Vietnam will have tight fiscal and monetary policies to
fight inflation this year, while advancing a restructuring plan to enhance the
efficiency and competitiveness of the economy, the government said.
The country will use a “tight,
cautious, flexible” monetary policy and “tight, effective” fiscal measures in
2012, according to a resolution posted late yesterday on the government’s
website. It will also intensify monitoring of domestic markets and prices,
according to the resolution.
Vietnam in February last year
unveiled measures including lowering credit growth and budget-deficit targets
as policy makers tried to slow the pace of price increases. The International
Monetary Fund and the World Bank in December said the nation may undermine
progress toward economic stability if it loosens monetary policy too soon.

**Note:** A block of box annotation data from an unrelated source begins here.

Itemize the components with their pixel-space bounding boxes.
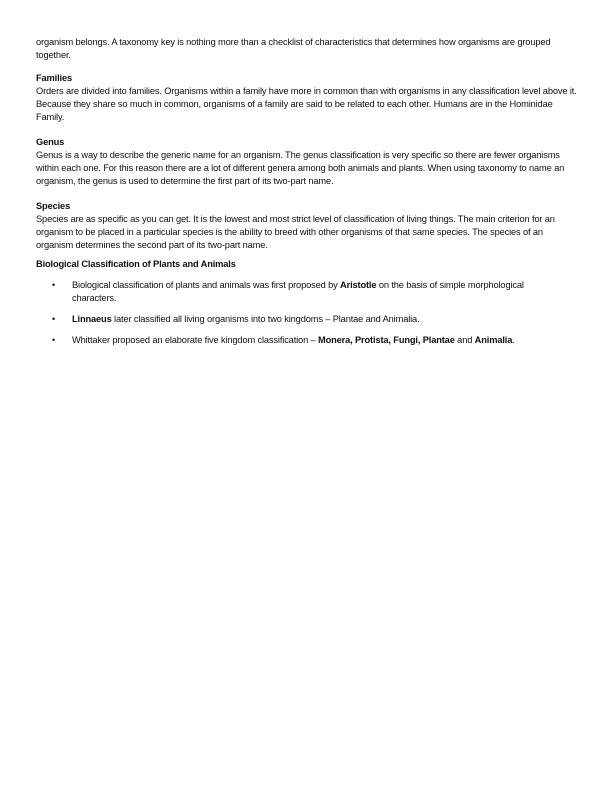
list-item-whittaker <box>36 334 578 347</box>
bold-term-animalia: Animalia <box>474 335 513 345</box>
list-item-aristotle <box>36 279 578 305</box>
section-families <box>36 72 578 124</box>
text-span: and <box>454 335 475 345</box>
bullet-icon: • <box>52 280 56 290</box>
section-genus <box>36 136 578 188</box>
text-span: Biological classification of plants and animals was first proposed by <box>72 280 341 290</box>
text-span: later classified all living organisms into two kingdoms – Plantae and Animalia. <box>111 314 420 324</box>
list-item-text <box>72 313 542 326</box>
section-text-genus: Genus is a way to describe the generic name for an organism. The genus classification is very specific so there are fewer organisms within each one. For this reason there are a lot of different genera among both animals and plants. When using taxonomy to name an organism, the genus is used to determine the first part of its two-part name. <box>36 150 565 186</box>
text-span: on the basis of simple morphological characters. <box>72 280 524 303</box>
section-species <box>36 200 578 252</box>
biological-classification-heading: Biological Classification of Plants and Animals <box>36 259 236 269</box>
bold-term-linnaeus: Linnaeus <box>72 314 112 324</box>
section-heading-species: Species <box>36 201 71 211</box>
bullet-icon: • <box>52 335 56 345</box>
document-page <box>36 36 578 355</box>
bold-term-kingdoms: Monera, Protista, Fungi, Plantae <box>317 335 455 345</box>
list-item-text <box>72 279 542 305</box>
text-span: . <box>512 335 515 345</box>
classification-bullet-list <box>36 279 578 347</box>
bullet-icon: • <box>52 314 56 324</box>
section-text-species: Species are as specific as you can get. It is the lowest and most strict level of classification of living things. The main criterion for an organism to be placed in a particular species is the ability to breed with other organisms of that same species. The species of an organism determines the second part of its two-part name. <box>36 214 555 250</box>
text-span: Whittaker proposed an elaborate five kingdom classification – <box>72 335 318 345</box>
section-heading-families: Families <box>36 73 73 83</box>
list-item-linnaeus <box>36 313 578 326</box>
bold-term-aristotle: Aristotle <box>340 280 377 290</box>
section-heading-genus: Genus <box>36 137 65 147</box>
section-text-families: Orders are divided into families. Organisms within a family have more in common than with organisms in any classification level above it. Because they share so much in common, organisms of a family are said to be related to each other. Humans are in the Hominidae Family. <box>36 86 577 122</box>
intro-paragraph: organism belongs. A taxonomy key is nothing more than a checklist of characteristics that determines how organisms are grouped together. <box>36 37 551 60</box>
list-item-text <box>72 334 542 347</box>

The resolution “suggests that
managing macro stability remains the main objective of policy makers,” Prakriti
Sofat, a Singapore-based economist at Barclays Capital, said in an e-mail.
“More is needed to strengthen the economic structure by increasing
privatization of state-owned enterprises, consolidation in the banking sector
and more efficient state investment,” she said.
The Ministry of Planning and
Investment will study and complete in the first quarter a plan for investment
restructuring, in which state capital will be focused on key infrastructure
projects, according to the resolution.
The dong was little changed at
21,031 per dollar as of 12:10 p.m. local time, according to data compiled by
Bloomberg. The benchmark VN Index (VNINDEX) of stocks closed down 0.3 percent.